February 25, 2013
Last night Girls took a break from every single main character breaking down in tears to go to the only place worse than Staten Island: rural upstate New York.
We open with Jessa and Hannah waiting at a train station for Jessa's absentee dad to pick them up, while Jessa muses about potentially being molested by a substitute teacher. NBD, it was probably Lindsay from the Bachelor.
With all the old people and disgusting random sex with junkies, I'm surprised it took Hannah this long to develop a UTI. "The best way to get rid of it is to stick garlic in your pussy," adds Jessa, not so much in an effort-to-help-Hannah-out but more so to hear herself talk. And ugh, girls saying pussy to refer to a vagina. NO.
What this whole episode really did was remind me that none of these girls would actually be friends in real life. They're too fucking different and you can sense during this entire trip that Jessa just like completely hates Hannah. Every line she says to her is an insult and everything she says is condescending. It'd be like every interaction you had with the #48 dud if the two of you took a road trip together. Finally, I cannot believe that Hannah didn't go ape shit after reading that cheesy fucking note. If my friend left me a handwritten note that said "see you around love X" and then ditched me at her dad's house in bumblefuck I'd be plotting exactly where and how I was going to burn all her clothes before just casually leaving and calling to thank mom and pop for a wonderful upbringing.

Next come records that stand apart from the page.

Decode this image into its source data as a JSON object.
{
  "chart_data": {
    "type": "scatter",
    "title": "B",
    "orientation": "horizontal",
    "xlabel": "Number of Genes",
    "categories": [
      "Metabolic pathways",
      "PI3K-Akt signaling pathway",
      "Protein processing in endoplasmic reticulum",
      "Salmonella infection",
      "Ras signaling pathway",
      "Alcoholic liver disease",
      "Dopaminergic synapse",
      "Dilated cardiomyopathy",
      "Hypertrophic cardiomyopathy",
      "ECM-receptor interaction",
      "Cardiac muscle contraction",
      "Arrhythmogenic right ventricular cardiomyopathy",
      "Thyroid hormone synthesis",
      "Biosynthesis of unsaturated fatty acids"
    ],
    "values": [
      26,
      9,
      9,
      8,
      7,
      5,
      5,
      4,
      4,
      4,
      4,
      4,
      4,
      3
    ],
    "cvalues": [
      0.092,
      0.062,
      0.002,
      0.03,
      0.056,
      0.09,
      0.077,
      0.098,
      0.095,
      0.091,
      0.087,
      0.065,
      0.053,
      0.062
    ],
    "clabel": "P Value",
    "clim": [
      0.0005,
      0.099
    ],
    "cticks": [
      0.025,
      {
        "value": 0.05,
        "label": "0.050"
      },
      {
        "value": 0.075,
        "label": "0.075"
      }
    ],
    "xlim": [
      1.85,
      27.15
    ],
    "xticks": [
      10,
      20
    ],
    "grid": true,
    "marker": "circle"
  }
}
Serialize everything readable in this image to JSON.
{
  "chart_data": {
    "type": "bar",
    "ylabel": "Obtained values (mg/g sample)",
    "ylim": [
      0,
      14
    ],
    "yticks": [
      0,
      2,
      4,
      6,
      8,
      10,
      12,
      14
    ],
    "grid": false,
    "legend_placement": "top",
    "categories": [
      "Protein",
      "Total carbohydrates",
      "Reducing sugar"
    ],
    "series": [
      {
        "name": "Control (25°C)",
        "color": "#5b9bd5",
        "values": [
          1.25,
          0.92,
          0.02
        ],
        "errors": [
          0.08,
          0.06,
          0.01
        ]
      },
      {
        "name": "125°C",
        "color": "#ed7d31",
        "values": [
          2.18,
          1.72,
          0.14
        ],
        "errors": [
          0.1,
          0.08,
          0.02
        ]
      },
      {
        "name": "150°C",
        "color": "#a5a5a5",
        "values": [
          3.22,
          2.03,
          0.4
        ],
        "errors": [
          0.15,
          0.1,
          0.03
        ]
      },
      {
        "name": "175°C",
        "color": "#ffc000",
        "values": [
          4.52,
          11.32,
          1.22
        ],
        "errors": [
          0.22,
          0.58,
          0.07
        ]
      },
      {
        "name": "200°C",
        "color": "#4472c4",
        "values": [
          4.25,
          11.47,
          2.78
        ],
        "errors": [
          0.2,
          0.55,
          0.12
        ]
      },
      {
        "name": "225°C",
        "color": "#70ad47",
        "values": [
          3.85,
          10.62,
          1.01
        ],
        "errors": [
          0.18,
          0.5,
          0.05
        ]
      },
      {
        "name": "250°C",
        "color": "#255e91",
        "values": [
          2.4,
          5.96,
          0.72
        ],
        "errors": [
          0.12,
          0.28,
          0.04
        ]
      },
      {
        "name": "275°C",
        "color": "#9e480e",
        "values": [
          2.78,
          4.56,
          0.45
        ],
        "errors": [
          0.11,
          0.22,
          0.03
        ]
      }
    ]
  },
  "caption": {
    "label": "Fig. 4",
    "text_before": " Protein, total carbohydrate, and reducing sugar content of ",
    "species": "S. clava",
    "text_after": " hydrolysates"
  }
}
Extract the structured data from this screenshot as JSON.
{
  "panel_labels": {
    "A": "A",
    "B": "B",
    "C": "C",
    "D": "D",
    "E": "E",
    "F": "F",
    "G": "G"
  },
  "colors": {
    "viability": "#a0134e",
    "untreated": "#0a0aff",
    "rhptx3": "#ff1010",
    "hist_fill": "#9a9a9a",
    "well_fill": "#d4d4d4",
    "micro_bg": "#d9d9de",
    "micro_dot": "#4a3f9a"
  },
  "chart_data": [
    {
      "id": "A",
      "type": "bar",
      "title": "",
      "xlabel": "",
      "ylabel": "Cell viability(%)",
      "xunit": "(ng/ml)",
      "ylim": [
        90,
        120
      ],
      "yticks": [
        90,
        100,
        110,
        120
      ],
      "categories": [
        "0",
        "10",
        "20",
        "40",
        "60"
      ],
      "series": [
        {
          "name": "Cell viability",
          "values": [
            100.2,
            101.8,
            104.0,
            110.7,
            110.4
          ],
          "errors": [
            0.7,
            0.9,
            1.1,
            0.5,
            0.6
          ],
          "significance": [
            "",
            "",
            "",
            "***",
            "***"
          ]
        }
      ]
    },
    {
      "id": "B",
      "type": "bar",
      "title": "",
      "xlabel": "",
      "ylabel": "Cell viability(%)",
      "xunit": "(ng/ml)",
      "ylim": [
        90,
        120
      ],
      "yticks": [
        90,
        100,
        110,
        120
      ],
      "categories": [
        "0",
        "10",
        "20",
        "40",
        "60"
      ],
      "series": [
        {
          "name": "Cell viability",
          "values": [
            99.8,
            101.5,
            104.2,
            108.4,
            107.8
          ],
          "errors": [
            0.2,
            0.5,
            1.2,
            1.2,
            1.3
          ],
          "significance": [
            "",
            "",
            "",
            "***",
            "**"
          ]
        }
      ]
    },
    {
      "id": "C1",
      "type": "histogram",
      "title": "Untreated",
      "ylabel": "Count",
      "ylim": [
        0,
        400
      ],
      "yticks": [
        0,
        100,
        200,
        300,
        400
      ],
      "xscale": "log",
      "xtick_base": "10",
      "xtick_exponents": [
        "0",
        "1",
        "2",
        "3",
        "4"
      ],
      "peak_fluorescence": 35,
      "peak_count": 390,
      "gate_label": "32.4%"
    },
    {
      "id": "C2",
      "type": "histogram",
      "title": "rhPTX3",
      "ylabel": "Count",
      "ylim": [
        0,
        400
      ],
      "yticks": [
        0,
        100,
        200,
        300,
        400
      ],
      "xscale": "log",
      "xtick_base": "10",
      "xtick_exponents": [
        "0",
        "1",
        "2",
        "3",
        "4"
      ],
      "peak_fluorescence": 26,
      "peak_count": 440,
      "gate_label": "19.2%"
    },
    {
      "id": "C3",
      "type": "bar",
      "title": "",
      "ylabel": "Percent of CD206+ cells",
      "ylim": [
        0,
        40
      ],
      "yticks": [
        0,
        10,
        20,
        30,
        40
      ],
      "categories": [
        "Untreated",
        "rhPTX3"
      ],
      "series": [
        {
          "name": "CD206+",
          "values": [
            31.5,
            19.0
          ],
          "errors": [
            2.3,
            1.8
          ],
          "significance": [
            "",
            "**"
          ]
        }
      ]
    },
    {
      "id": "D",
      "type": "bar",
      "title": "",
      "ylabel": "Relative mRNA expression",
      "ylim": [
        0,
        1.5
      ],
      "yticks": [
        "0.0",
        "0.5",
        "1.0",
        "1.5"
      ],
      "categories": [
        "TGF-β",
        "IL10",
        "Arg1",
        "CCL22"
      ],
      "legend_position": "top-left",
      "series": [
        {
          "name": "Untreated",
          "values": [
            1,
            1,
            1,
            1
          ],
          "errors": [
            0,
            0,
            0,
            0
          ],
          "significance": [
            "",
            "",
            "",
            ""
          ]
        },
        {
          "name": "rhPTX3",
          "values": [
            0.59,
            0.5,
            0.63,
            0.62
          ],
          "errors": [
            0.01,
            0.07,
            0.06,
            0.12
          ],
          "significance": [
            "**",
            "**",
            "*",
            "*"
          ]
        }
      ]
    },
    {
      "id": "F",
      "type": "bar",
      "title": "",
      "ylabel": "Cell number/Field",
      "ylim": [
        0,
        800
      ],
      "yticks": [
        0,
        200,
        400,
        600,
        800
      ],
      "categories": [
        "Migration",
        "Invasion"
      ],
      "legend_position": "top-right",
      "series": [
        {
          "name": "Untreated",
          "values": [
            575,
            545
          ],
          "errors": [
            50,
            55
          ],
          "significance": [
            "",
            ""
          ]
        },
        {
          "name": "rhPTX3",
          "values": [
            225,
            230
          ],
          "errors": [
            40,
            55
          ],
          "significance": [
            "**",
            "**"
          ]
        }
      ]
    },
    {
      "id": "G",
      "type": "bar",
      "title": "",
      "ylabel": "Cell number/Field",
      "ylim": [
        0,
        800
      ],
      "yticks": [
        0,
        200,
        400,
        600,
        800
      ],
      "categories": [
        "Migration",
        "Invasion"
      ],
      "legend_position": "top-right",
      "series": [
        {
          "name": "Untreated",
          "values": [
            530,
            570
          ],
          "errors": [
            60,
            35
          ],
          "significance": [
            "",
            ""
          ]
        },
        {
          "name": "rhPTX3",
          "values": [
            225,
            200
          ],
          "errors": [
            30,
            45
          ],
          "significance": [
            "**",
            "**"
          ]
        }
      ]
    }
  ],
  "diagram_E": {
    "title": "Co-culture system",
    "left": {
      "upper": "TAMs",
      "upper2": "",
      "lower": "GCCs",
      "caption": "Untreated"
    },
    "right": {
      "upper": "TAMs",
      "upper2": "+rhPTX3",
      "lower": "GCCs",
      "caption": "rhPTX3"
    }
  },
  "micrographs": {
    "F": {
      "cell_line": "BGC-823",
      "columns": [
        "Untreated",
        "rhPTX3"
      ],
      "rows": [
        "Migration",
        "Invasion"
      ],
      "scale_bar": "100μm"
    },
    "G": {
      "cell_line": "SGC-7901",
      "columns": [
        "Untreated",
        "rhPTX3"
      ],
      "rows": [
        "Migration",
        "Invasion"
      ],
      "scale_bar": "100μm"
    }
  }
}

Hannah: Your dad is really late
Jessa: It's really lame that that bothers you.
On the porno mag:
Jessa: Helping a boy discover his sexuality is like the most noble thing you can do.
Hannah: What about being a doctor?
Jessa: Who says she's not a doctor?
Upon hearing about her sex with Frank:
Jessa: Are you serious? That is disgusting. He is a child.
Now on to Jessa's dad, the source all her daddy issues, who looks like Charles Manson and apparently drives the same car. He also is insanely predictable just spewing out the same exact shit you'd expect a father of Jessa's to say including but not limited to:
"It's not a theory. Camry drivers are cunts." If by cunts you mean poor then yes, they are cunts.
"You know, we're not like other people." Translation: I'm not a regular dad, I'm a cool dad. I don't pick my kids up from train stations and I eat bunny for every meal of the day. Talk about a TTH hippie.
Hannah, true to form, won't stop bitching about how hungry she is and tries to fuck anything with a pulse. Her flavor of the week: Frank the 19 year old camel toed virgin who is the only person I can truly believe would be that amped to fuck her. We also get these gems which are dece but not on par with the usual dialogue:
Hannah: Nice to meet you I'm Hannah. I really like the way you fold down your turtleneck.
Frank: I had sex with a girl who lives near me. Her name was Rihanna.
While less excruciating than the episode where Hannah has a three day affair with a separated doctor, I can't say I didn't wish Tyler didn't drive that car off a fucking cliff in an effort to make this episode moderately less painful than the 2 hour and 45 minute mark of the Oscars.